Up ahead, the vehicle reached the cluster of rock where the bare ground began its incline to become one of the sporadic buttes dotting the region.
It could be worse, Gallegos told himself. At least we will get El Gato from them. We outnumber them right now ten-to-two, and it will be twenty-five-to-two when the others arrive shortly. The gringos would be promised safe passage. They would release Jesus. They would, of course, be slain, their bodies left to the buzzards and the jackals.
Gallegos looked behind, to the west. The light of the western sky was fading but they still had another forty minutes of light. Enough time, yes. And this would teach the boss to stay on this side of the border, Gallegos hoped, where El Gato would not run the danger of having any more warrants sworn for his arrest in the States, which would bring more men like the two who had him now.
He saw the four-wheel-drive skid to a stop and the two men alight from it.
Where was the boss?
The bounty hunters moved to one side of the car and pulled out what looked to Gallegos from this distance like a rolled-up rug. Then as the two
Jeep-loads of men closed in to within several hundred yards of that rock cluster, he saw with something of a shock that it was the boss!

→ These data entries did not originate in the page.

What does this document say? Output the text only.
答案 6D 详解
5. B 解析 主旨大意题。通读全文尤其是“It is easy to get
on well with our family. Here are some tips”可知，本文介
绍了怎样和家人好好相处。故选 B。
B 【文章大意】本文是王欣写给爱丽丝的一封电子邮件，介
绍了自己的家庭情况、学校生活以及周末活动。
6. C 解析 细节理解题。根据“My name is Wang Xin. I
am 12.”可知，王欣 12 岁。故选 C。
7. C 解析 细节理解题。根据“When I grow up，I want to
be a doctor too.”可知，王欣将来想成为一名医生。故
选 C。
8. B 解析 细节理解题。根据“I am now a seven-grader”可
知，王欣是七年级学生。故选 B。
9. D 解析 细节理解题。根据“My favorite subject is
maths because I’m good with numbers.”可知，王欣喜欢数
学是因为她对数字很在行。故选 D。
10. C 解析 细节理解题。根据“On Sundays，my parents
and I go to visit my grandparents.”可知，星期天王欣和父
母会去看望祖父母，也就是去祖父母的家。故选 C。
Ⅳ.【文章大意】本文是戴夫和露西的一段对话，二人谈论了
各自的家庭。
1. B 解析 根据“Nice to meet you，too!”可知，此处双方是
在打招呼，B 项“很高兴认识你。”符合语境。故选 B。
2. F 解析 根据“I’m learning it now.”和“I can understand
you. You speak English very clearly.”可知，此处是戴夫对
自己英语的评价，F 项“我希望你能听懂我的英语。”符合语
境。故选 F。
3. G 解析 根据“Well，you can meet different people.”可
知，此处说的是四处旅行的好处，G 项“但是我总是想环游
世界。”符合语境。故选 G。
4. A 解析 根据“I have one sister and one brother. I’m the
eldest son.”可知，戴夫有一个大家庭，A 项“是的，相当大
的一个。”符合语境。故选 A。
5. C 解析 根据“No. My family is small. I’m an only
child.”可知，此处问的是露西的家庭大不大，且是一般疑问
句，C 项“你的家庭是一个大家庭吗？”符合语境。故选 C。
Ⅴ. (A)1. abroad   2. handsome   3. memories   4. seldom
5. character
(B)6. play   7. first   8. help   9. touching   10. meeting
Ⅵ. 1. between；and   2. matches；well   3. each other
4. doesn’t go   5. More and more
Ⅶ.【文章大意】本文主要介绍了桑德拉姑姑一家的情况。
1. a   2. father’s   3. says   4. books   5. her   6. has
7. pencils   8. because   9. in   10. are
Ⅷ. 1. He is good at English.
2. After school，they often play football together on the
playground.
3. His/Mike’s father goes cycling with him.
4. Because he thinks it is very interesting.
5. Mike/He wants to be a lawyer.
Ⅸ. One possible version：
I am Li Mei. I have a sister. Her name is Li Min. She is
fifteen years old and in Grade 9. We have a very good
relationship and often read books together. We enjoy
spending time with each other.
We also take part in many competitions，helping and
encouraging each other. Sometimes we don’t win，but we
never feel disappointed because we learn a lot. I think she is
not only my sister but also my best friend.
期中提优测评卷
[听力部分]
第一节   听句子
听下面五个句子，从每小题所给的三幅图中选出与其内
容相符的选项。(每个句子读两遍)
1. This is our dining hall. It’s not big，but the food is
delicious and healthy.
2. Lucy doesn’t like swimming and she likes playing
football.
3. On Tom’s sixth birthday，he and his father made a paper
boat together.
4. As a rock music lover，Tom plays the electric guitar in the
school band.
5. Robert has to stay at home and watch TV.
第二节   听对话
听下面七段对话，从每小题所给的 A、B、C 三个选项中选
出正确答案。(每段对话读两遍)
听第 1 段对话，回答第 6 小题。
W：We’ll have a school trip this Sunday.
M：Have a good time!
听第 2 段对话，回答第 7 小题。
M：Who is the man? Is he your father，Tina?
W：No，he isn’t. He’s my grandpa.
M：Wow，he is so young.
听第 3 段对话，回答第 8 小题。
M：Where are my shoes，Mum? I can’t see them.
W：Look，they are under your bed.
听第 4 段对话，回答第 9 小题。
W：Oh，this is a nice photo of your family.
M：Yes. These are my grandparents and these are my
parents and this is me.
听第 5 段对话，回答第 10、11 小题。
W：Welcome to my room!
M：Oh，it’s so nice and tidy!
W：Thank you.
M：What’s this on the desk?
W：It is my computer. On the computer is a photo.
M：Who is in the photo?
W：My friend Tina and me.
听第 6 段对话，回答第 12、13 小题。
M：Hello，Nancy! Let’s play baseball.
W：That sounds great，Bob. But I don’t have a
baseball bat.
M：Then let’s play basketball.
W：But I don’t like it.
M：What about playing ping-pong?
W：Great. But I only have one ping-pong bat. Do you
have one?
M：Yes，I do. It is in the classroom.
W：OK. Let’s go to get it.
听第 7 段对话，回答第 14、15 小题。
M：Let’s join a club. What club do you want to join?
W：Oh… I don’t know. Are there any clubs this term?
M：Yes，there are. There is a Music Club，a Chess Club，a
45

El Gato’s body landed roughly on the ground, and one of the men grabbed the unconscious Ruiz where the handcuffs linked his hands and dragged Jesus behind the rocks.

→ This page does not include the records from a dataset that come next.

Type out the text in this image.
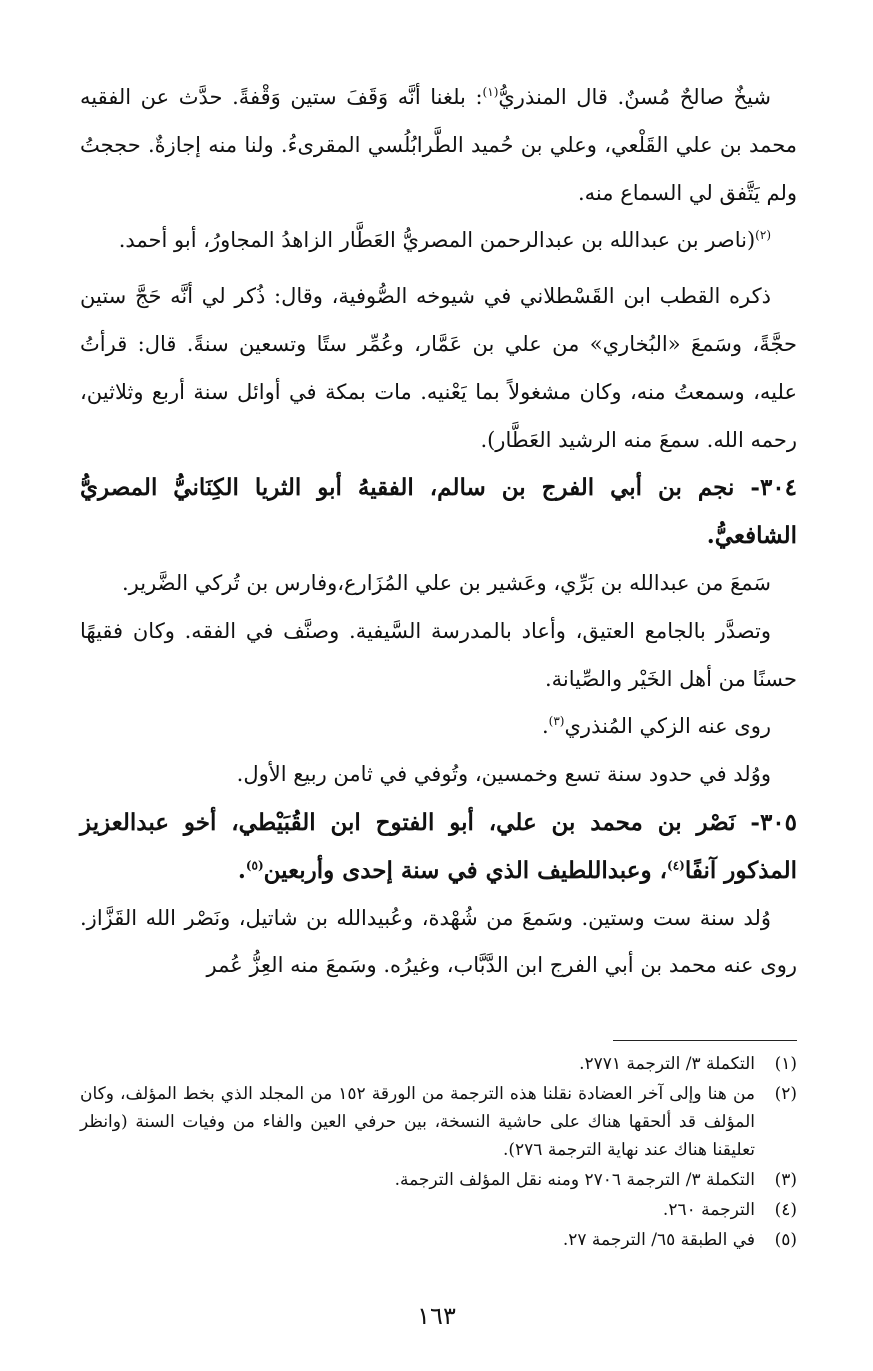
شيخٌ صالحٌ مُسنٌ. قال المنذريُّ$^{(١)}$: بلغنا أنَّه وَقَفَ ستين وَقْفةً. حدَّث عن الفقيه محمد بن علي القَلْعي، وعلي بن حُميد الطَّرابُلُسي المقرىءُ. ولنا منه إجازةٌ. حججتُ ولم يَتَّفق لي السماع منه.

$^{(٢)}$(ناصر بن عبدالله بن عبدالرحمن المصريُّ العَطَّار الزاهدُ المجاورُ، أبو أحمد.

ذكره القطب ابن القَسْطلاني في شيوخه الصُّوفية، وقال: ذُكر لي أنَّه حَجَّ ستين حجَّةً، وسَمعَ «البُخاري» من علي بن عَمَّار، وعُمِّر ستًا وتسعين سنةً. قال: قرأتُ عليه، وسمعتُ منه، وكان مشغولاً بما يَعْنيه. مات بمكة في أوائل سنة أربع وثلاثين، رحمه الله. سمعَ منه الرشيد العَطَّار).

٣٠٤- نجم بن أبي الفرج بن سالم، الفقيهُ أبو الثريا الكِنَانيُّ المصريُّ الشافعيُّ.

سَمعَ من عبدالله بن بَرِّي، وعَشير بن علي المُزَارع،وفارس بن تُركي الضَّرير.

وتصدَّر بالجامع العتيق، وأعاد بالمدرسة السَّيفية. وصنَّف في الفقه. وكان فقيهًا حسنًا من أهل الخَيْر والصِّيانة.

روى عنه الزكي المُنذري$^{(٣)}$.

ووُلد في حدود سنة تسع وخمسين، وتُوفي في ثامن ربيع الأول.

٣٠٥- نَصْر بن محمد بن علي، أبو الفتوح ابن القُبَيْطي، أخو عبدالعزيز المذكور آنفًا$^{(٤)}$، وعبداللطيف الذي في سنة إحدى وأربعين$^{(٥)}$.

وُلد سنة ست وستين. وسَمعَ من شُهْدة، وعُبيدالله بن شاتيل، ونَصْر الله القَزَّاز. روى عنه محمد بن أبي الفرج ابن الدَّبَّاب، وغيرُه. وسَمعَ منه العِزُّ عُمر

(١)
التكملة ٣/ الترجمة ٢٧٧١.
(٢)
من هنا وإلى آخر العضادة نقلنا هذه الترجمة من الورقة ١٥٢ من المجلد الذي بخط المؤلف، وكان المؤلف قد ألحقها هناك على حاشية النسخة، بين حرفي العين والفاء من وفيات السنة (وانظر تعليقنا هناك عند نهاية الترجمة ٢٧٦).
(٣)
التكملة ٣/ الترجمة ٢٧٠٦ ومنه نقل المؤلف الترجمة.
(٤)
الترجمة ٢٦٠.
(٥)
في الطبقة ٦٥/ الترجمة ٢٧.
١٦٣
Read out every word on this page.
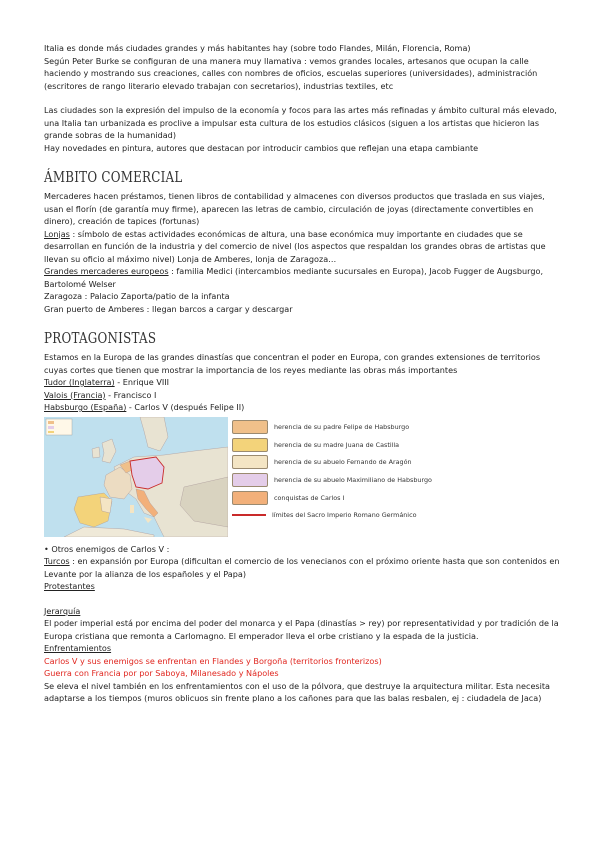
Italia es donde más ciudades grandes y más habitantes hay (sobre todo Flandes, Milán, Florencia, Roma)

Según Peter Burke se configuran de una manera muy llamativa : vemos grandes locales, artesanos que ocupan la calle haciendo y mostrando sus creaciones, calles con nombres de oficios, escuelas superiores (universidades), administración (escritores de rango literario elevado trabajan con secretarios), industrias textiles, etc

Las ciudades son la expresión del impulso de la economía y focos para las artes más refinadas y ámbito cultural más elevado, una Italia tan urbanizada es proclive a impulsar esta cultura de los estudios clásicos (siguen a los artistas que hicieron las grande sobras de la humanidad)

Hay novedades en pintura, autores que destacan por introducir cambios que reflejan una etapa cambiante

ÁMBITO COMERCIAL

Mercaderes hacen préstamos, tienen libros de contabilidad y almacenes con diversos productos que traslada en sus viajes, usan el florín (de garantía muy firme), aparecen las letras de cambio, circulación de joyas (directamente convertibles en dinero), creación de tapices (fortunas)

Lonjas : símbolo de estas actividades económicas de altura, una base económica muy importante en ciudades que se desarrollan en función de la industria y del comercio de nivel (los aspectos que respaldan los grandes obras de artistas que llevan su oficio al máximo nivel) Lonja de Amberes, lonja de Zaragoza…

Grandes mercaderes europeos : familia Medici (intercambios mediante sucursales en Europa), Jacob Fugger de Augsburgo, Bartolomé Welser

Zaragoza : Palacio Zaporta/patio de la infanta

Gran puerto de Amberes : llegan barcos a cargar y descargar

PROTAGONISTAS

Estamos en la Europa de las grandes dinastías que concentran el poder en Europa, con grandes extensiones de territorios cuyas cortes que tienen que mostrar la importancia de los reyes mediante las obras más importantes

Tudor (Inglaterra) - Enrique VIII

Valois (Francia) - Francisco I

Habsburgo (España) - Carlos V (después Felipe II)

herencia de su padre Felipe de Habsburgo
herencia de su madre Juana de Castilla
herencia de su abuelo Fernando de Aragón
herencia de su abuelo Maximiliano de Habsburgo
conquistas de Carlos I
límites del Sacro Imperio Romano Germánico

• Otros enemigos de Carlos V :

Turcos : en expansión por Europa (dificultan el comercio de los venecianos con el próximo oriente hasta que son contenidos en Levante por la alianza de los españoles y el Papa)

Protestantes

Jerarquía

El poder imperial está por encima del poder del monarca y el Papa (dinastías > rey) por representatividad y por tradición de la Europa cristiana que remonta a Carlomagno. El emperador lleva el orbe cristiano y la espada de la justicia.

Enfrentamientos

Carlos V y sus enemigos se enfrentan en Flandes y Borgoña (territorios fronterizos)

Guerra con Francia por por Saboya, Milanesado y Nápoles

Se eleva el nivel también en los enfrentamientos con el uso de la pólvora, que destruye la arquitectura militar. Esta necesita adaptarse a los tiempos (muros oblicuos sin frente plano a los cañones para que las balas resbalen, ej : ciudadela de Jaca)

The boss is going to be real pissed now, thought Gallegos, and the only way to get off El Gato’s shit list would be to fill those two gringo bastards so full of holes that the buzzards and jackals wouldn’t even bother with what was left.
* * *
Hawkins dragged an unconscious Ruiz roughly across the rocky ground to behind the cluster of boulders, where a shelf of level land, surrounded by brownish-green, bunchy shrubs, allowed him to look from higher ground down upon the converging Jeeps full of gunmen—rifles poking into the air from each bouncing, speeding vehicle like antenna on some strange desert predator.

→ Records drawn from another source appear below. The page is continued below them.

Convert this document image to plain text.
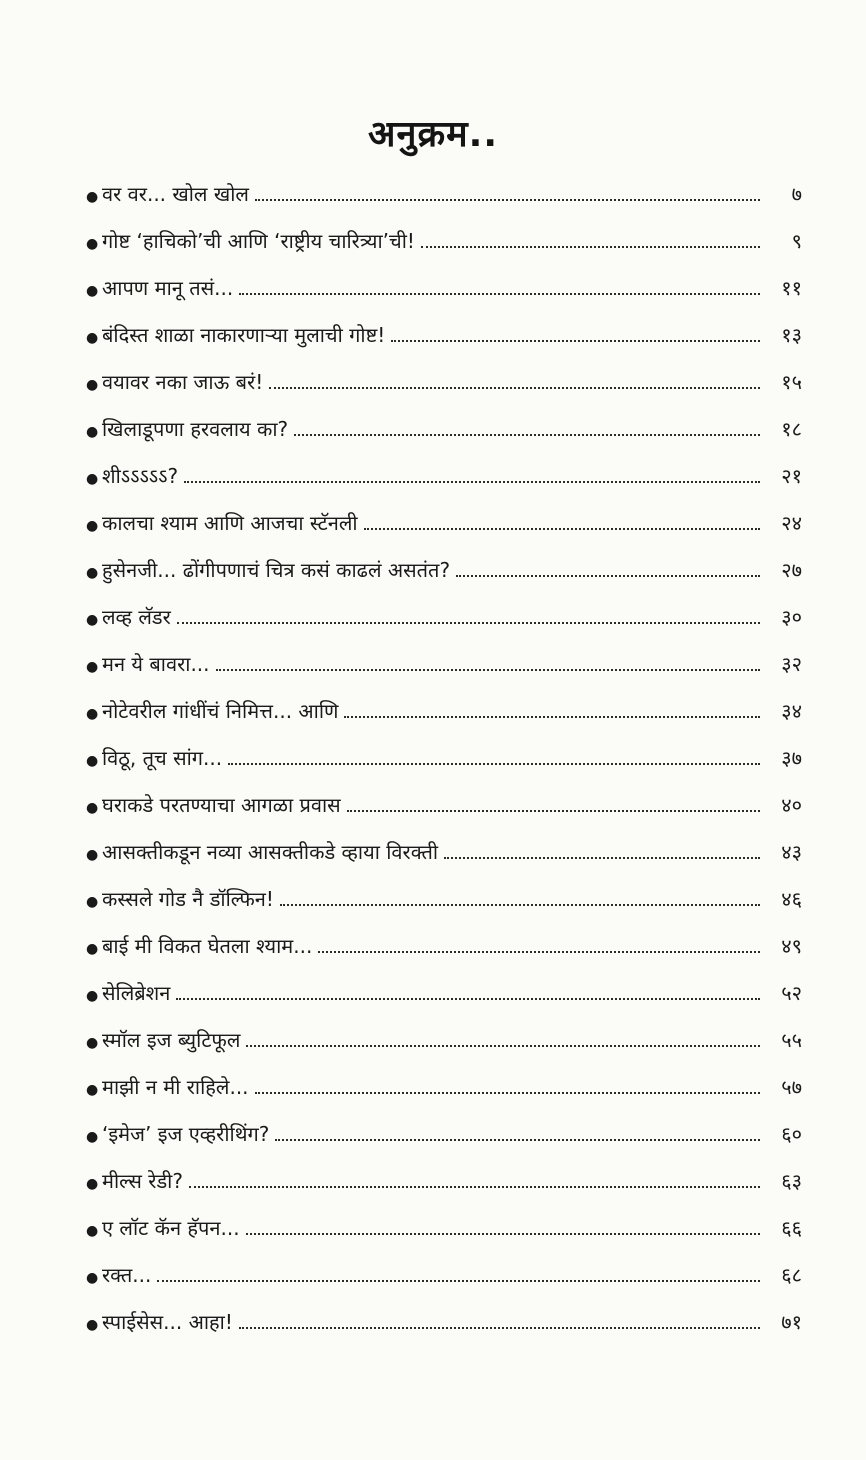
अनुक्रम..
● वर वर... खोल खोल	७
● गोष्ट ‘हाचिको’ची आणि ‘राष्ट्रीय चारित्र्या’ची!	९
● आपण मानू तसं...	११
● बंदिस्त शाळा नाकारणाऱ्या मुलाची गोष्ट!	१३
● वयावर नका जाऊ बरं!	१५
● खिलाडूपणा हरवलाय का?	१८
● शीऽऽऽऽऽ?	२१
● कालचा श्याम आणि आजचा स्टॅनली	२४
● हुसेनजी... ढोंगीपणाचं चित्र कसं काढलं असतंत?	२७
● लव्ह लॅडर	३०
● मन ये बावरा...	३२
● नोटेवरील गांधींचं निमित्त... आणि	३४
● विठू, तूच सांग...	३७
● घराकडे परतण्याचा आगळा प्रवास	४०
● आसक्तीकडून नव्या आसक्तीकडे व्हाया विरक्ती	४३
● कस्सले गोड नै डॉल्फिन!	४६
● बाई मी विकत घेतला श्याम...	४९
● सेलिब्रेशन	५२
● स्मॉल इज ब्युटिफूल	५५
● माझी न मी राहिले...	५७
● ‘इमेज’ इज एव्हरीथिंग?	६०
● मील्स रेडी?	६३
● ए लॉट कॅन हॅपन...	६६
● रक्त...	६८
● स्पाईसेस... आहा!	७१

He dumped Ruiz against one of the boulders and turned to stretch flat across the ground, unholstering the .44 Magnum he wore leathered cross-draw fashion on his left hip.
He called to Caine, “Better get a hotfoot on, limey. This here gunfight’s about to commence.”
Caine spun from the back of the four-wheel-drive. He gripped an Ml match rifle equipped with a rifle grenade attachment and fitted with a Startron infrared telescopic sight. He shouldered a pack loaded heavy with grenades and ammo.
“Had to fetch the peashooter,” he called back, jogging toward the boulders on the higher ground. “How’s sleeping beauty?”
Hawkeye turned from eyeing the oncoming jeeps, now some five hundred yards out and zeroing in side by side.
Jesus Ruiz groaned and mumbled something groggily and started to open his eyes and sit up.
Hawkeye leaned over and cracked the drug dealer behind the right ear with the butt of the .44.
Ruiz settled back against the rock to resume snoring fitfully.
“A tad worse for the wear but still sawin’ ’em off,” he replied as Caine joined him. “Looks like we could be boxed in this time, Richard, old chap.”